- Born: February 18, 1923 Chicago, Illinois, U.S.
- Died: December 23, 2014 (aged 91) Karachi, Pakistan
- Education: FSC
- Alma mater: Saint Mary's University of Minnesota
- Occupation: Religious brother
- Years active: 1946–2014
- Organization: de La Salle
- Known for: work with men with drug addictions
- Notable work: Marie Adelaide Rehabilitation Center
- Board member of: House of Hope

= Norman Wray =

American Roman Catholic missionary, humanitarian and educator

Norman Wray (February 18, 1923 – December 23, 2014) was an American Catholic religious brother who worked in Sindh, Pakistan, to rehabilitate drug addicts.

==Early life==
Wray was born in 1923 in Chicago, Illinois. His mother was his role model for going out to the poor. During the depression in the 1930s his family saw children eating out of the garbage and his mother would say, "that child could be you." He joined the de La Salle brothers at the age of 19. Wray obtained his FSC from Saint Mary's University of Minnesota in 1946.

==Career==
He dedicated his life to missionary work in Sri Lanka, India, Guatemala, and Pakistan. In 1967 he was sent to Karachi to work as an instructor at the St. Patrick's Technical School. He helped set up the St. Patrick's Technical School in Karachi and ran the program for 15 years. He became concerned at the number of boys with drug addictions and started working with them. The Alcoholics Anonymous 12-step programme was initiated with drug users in the school.

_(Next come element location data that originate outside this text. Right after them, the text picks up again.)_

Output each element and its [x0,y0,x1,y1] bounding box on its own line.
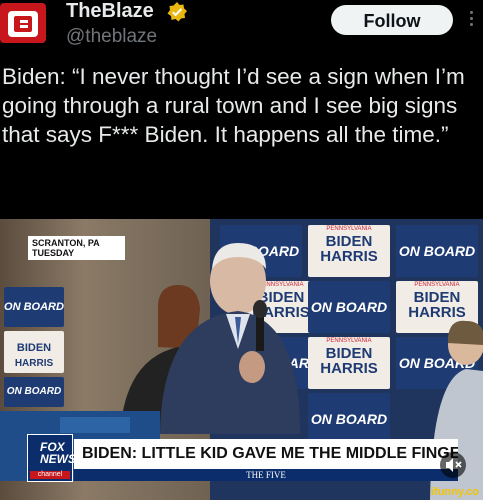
tweet-text: Biden: “I never thought I’d see a sign w… [2,64,465,147]
location-label: SCRANTON, PA TUESDAY [28,236,125,260]
news-lower-third: FOX NEWS channel BIDEN: LITTLE KID GAVE … [0,434,483,500]
fox-news-logo: FOX NEWS channel [27,434,76,482]
video-player[interactable]: ON BOARD PENNSYLVANIA BIDEN HARRIS ON BOAR… [0,219,483,500]
news-chyron: BIDEN: LITTLE KID GAVE ME THE MIDDLE FIN… [74,439,458,469]
avatar[interactable] [0,3,46,43]
speaker-muted-icon[interactable] [440,452,466,478]
more-vertical-icon[interactable] [466,8,476,34]
account-name[interactable]: TheBlaze [66,0,154,22]
show-name: THE FIVE [74,469,458,481]
tweet-header: TheBlaze @theblaze Follow [0,0,483,55]
verified-badge-icon [167,2,187,22]
ifunny-watermark: ifunny.co [430,486,479,498]
account-handle[interactable]: @theblaze [66,26,157,48]
follow-button[interactable]: Follow [331,5,453,35]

In 1982, he founded the Marie Adelaide Rehabilitation Center, a rehabilitation center where men with drug addictions could seek professional help to rebuild their lives. When Brother Norman started the center, he worked with eight drug-dependent men. The centre was opened by Bishop Anthony Theodore Lobo. In 2012 there were around 250 drug users at the centre, while hundreds have been rehabilitated.

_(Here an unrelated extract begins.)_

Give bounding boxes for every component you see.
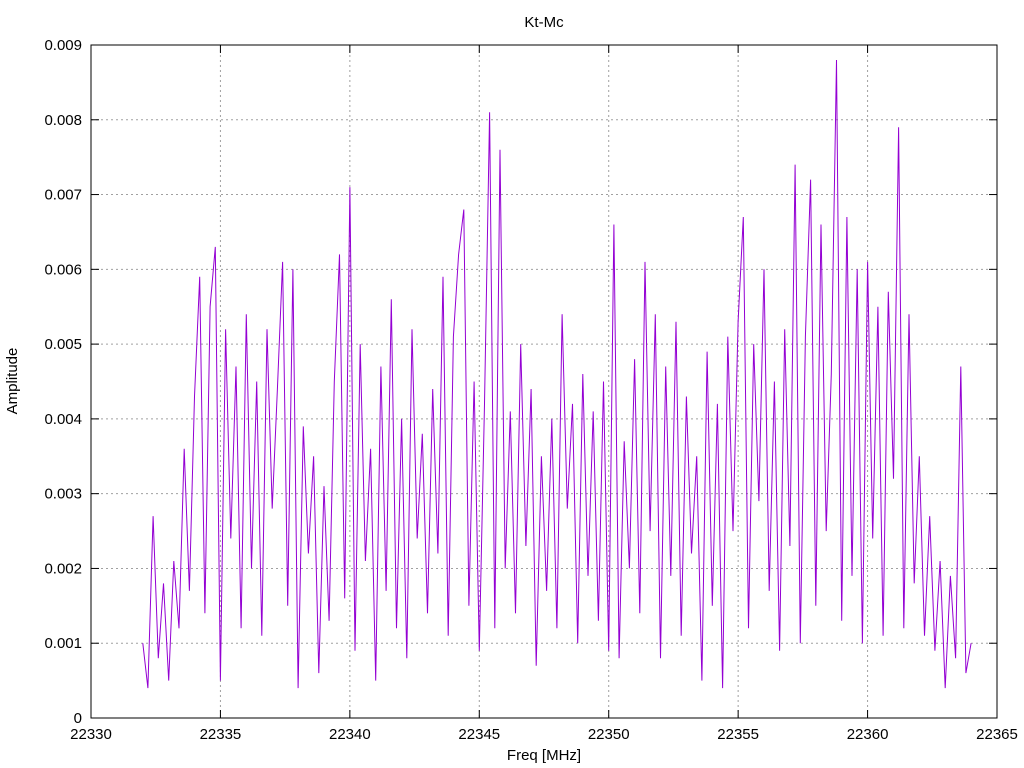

He was also involved with paramedical work among the prisoners in Karachi Prison, teaching Hindu and Christian children in the slums and a home for abandoned children.

In 2003, Br. Norman celebrated his 80th birthday and the Diamond Jubilee of Religious life as a de La Salle brother. He also established a Rehabilitation Centre for drug and substance abusers in Sinjoro in the Sindh Province. He was a member of the Governing board of this centre known as the House of Hope. The project includes a Halfway House in Catholic Colony in Karachi to help recovering addicts transition to a life of sobriety. Alarmed that HIV infection was rapidly increasing among drug users in Karachi and had reached 9% in 2004–5, Br. Norman stepped up his work with the Marie Adelaide Rehabilitation Center, with drug users by introducing harm reduction programmes in Karachi.

In 1984, a Drop-In Centre and a Mobile Clinic were also started by him to cater to the needs of those addicts who are on the streets because they don't have a place to stay. The cost of running these programs is 1 million rupees per month for the Rehabilitation Centre in Sinjoro, the Half Way House, Drop-In Centre and Mobile Clinic in Karachi. Donations and patient fees cover around 50 percent of the expenses locally. The other 50 percent came from foreign donors.

On August 15, 2012, Brother Norman completed 70 years of humanitarian service and a special thanksgiving Mass was held in St. Lawrence's Church, Karachi, presided over by Archbishop Joseph Coutts.

==Death==
Wray died of Alzheimer's disease on December 23, 2014, aged 91, after having worked in Pakistan for the under-privileged for 47 years.